Last week, one of Mitt Romney’s top aides was unable to answer a reporter’s question about whether Romney supports the Lilly Ledbetter Fair Pay Act. The act, based on Ledbetter’s historic battle with Goodyear about unequal pay, expands the amount of time an employee has to report paycheck discrimination. This week, Romney declined to clarify whether he would have signed the 2009 act, although he says he supports fair pay. What’s your take?
I think his campaign is a reflection of priorities we’ve seen among right-wing Republicans. Women should be barefoot and pregnant. It speaks to this assault on women’s rights and on the value of women, on attempts to ban contraception. The first George Bush was a proponent of Planned Parenthood. This extreme tilt to the right now is diminishing women, particularly when you realize that 98 percent of women have used contraception at some point.

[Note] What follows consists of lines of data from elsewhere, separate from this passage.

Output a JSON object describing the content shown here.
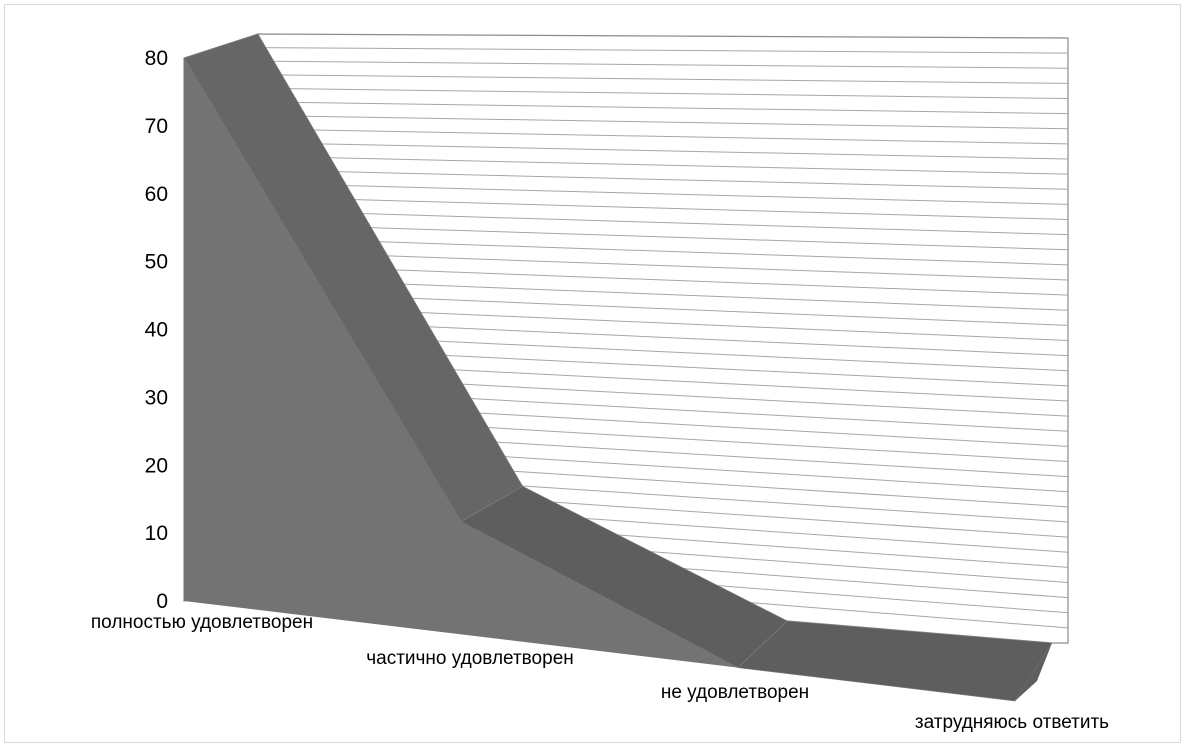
{
  "chart_data": {
    "type": "area",
    "style": "3d",
    "categories": [
      "полностью удовлетворен",
      "частично удовлетворен",
      "не удовлетворен",
      "затрудняюсь ответить"
    ],
    "series": [
      {
        "values": [
          80,
          16,
          0,
          0
        ]
      }
    ],
    "ylim": [
      0,
      80
    ],
    "yticks": [
      0,
      10,
      20,
      30,
      40,
      50,
      60,
      70,
      80
    ],
    "ytick_labels": [
      "0",
      "10",
      "20",
      "30",
      "40",
      "50",
      "60",
      "70",
      "80"
    ],
    "grid": true,
    "legend": "none",
    "colors": {
      "area_front": "#737373",
      "area_top": "#666666",
      "area_side": "#5e5e5e",
      "grid": "#a6a6a6"
    }
  }
}
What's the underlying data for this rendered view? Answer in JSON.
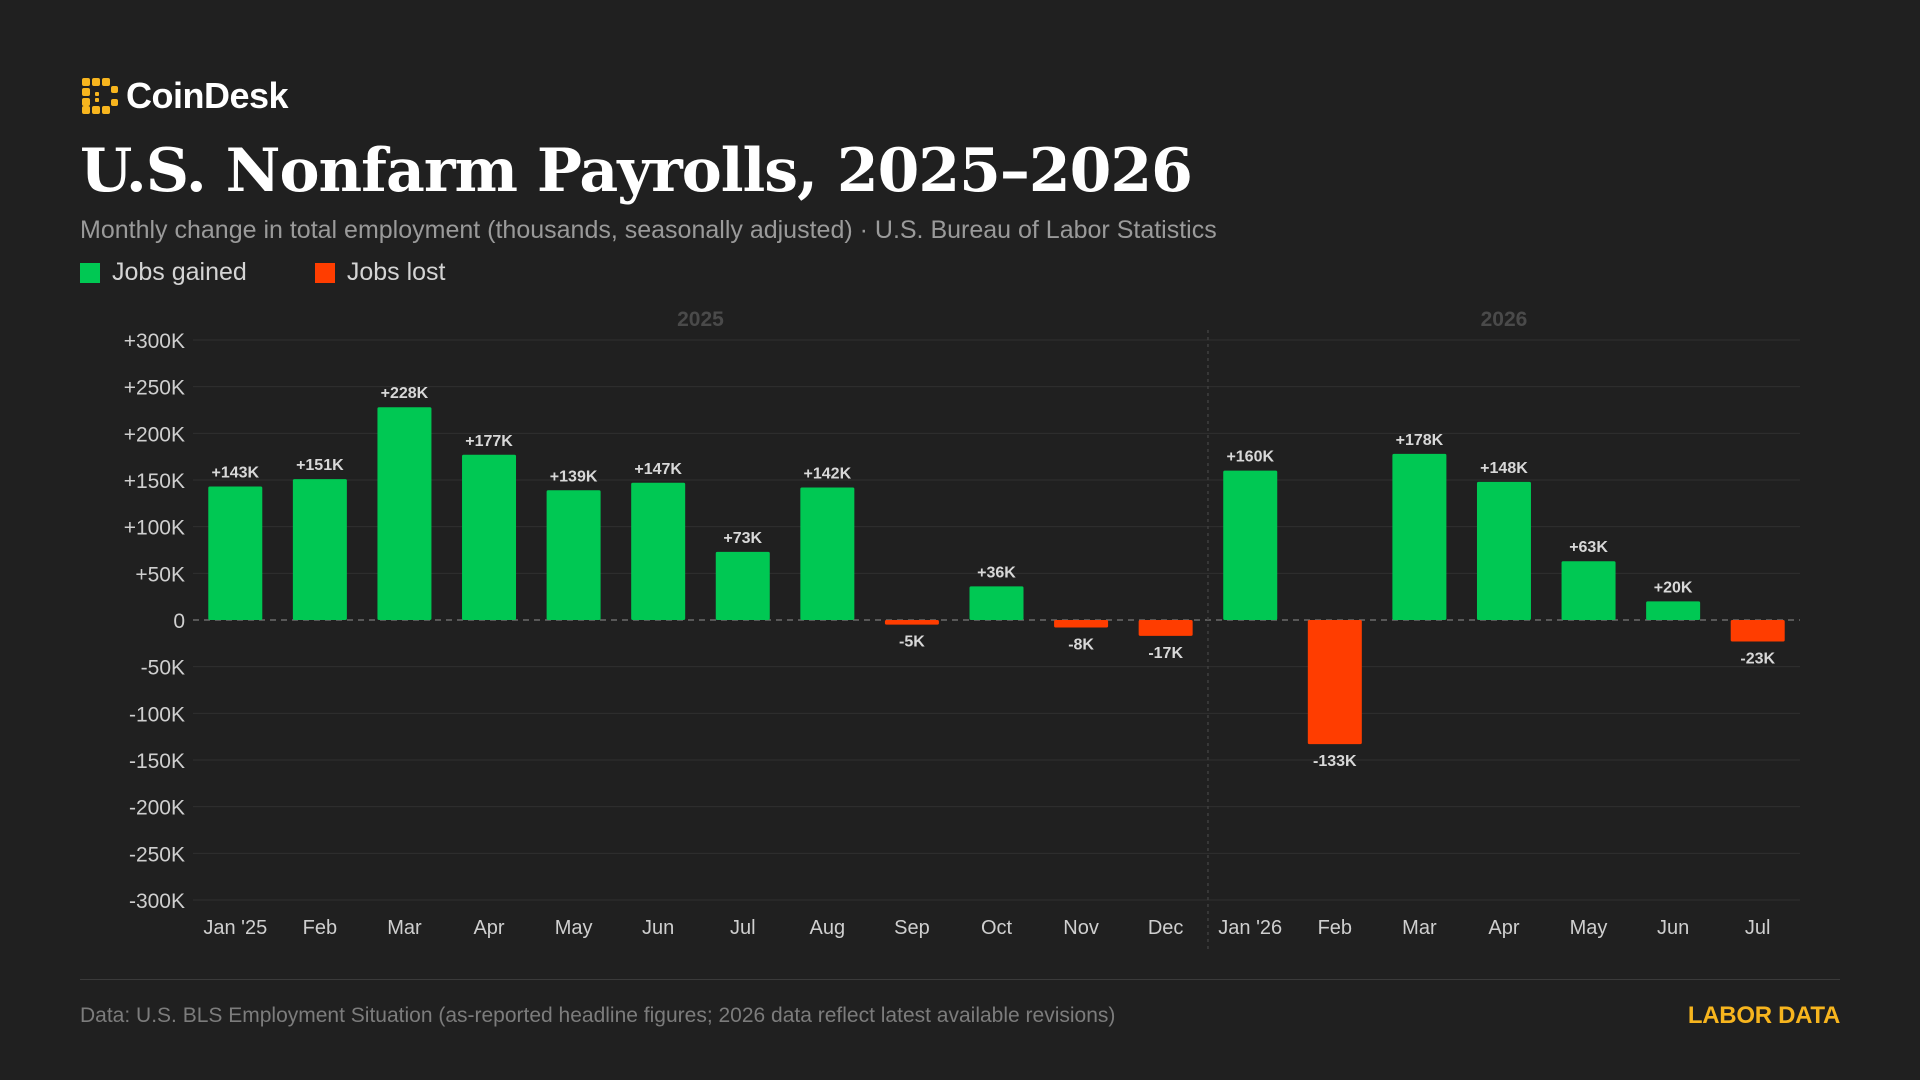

Also this month, the governor of Wisconsin, Scott Walker, repealed his state’s Equal Pay Enforcement Act, which allowed victims of paycheck discrimination to seek damages in state courts. One reason given was false accusations against companies. What do you think?
It’s almost like the Republican leadership has to establish their credibility by showing how willing they are to unravel their support for women.
Women currently earn 77 percent of men’s pay, according to the American Association of University Women. That’s up from 59 percent in 1970, but still pretty lousy. Hispanic women earn just 61 percent of men’s pay. Why do you think there’s been such slow progress on this front?
People take it in stride. But we’re talking about real money—a difference of $750,000 to $2 million over a lifetime, depending on the job. The group that is most discriminated against is in the financial sector. That’s consistent with what was a male-dominated financial meltdown. Women regulators had to step in. The reason April 17 is Equal Pay Day is that the period from January to April 17 reflects how much longer women have to work each year to make the same pay as a man makes in a year.
Critics say the pay gap is skewed by the fact that women often leave the workforce for a few years to raise children, so when they come back, they have fallen behind in pay.
It’s a fairness issue—if you do the same job as a man, you should get the same pay. We’re comparing apples to apples. To somehow argue that women have reproductive requirements that take them out of the workforce and lessen their pay, that’s not the issue. It’s about fairness.
A study from the American Association of University Women showed that among recent college graduates, women make just 80 percent of men’s salaries—right out of the gate, before having children. Is that because of the jobs women choose, such as teaching, which tend to be low-paying?
Even in teaching jobs, in a predominantly female profession, women end up getting paid less than men. In fact, when teaching became a more female profession, the average salary of teachers went down. It’s not just a problem in teaching. It happens across industries. Male hairdressers make more than women as well.
Home Depot, Novartis, Smith Barney, and Walmart have spent hundreds of millions of dollars settling gender-pay discrimination suits. The Paycheck Fairness Act is in Congress now, expanding upon the Equal Pay Act of 1963, which legislated equal pay for equal work. Among other things, the new act would crack down on companies that retaliate against employees who report paycheck discrimination. What else will the new act do?
It helps ensure compliance, with more penalties, stronger enforcement, more training for companies. Any improvement in women’s pay over the years has been at a snail’s pace. At this point it’s going to be another 50 years before we catch up. Can you imagine? It’s been going on so long and we still can’t get it right.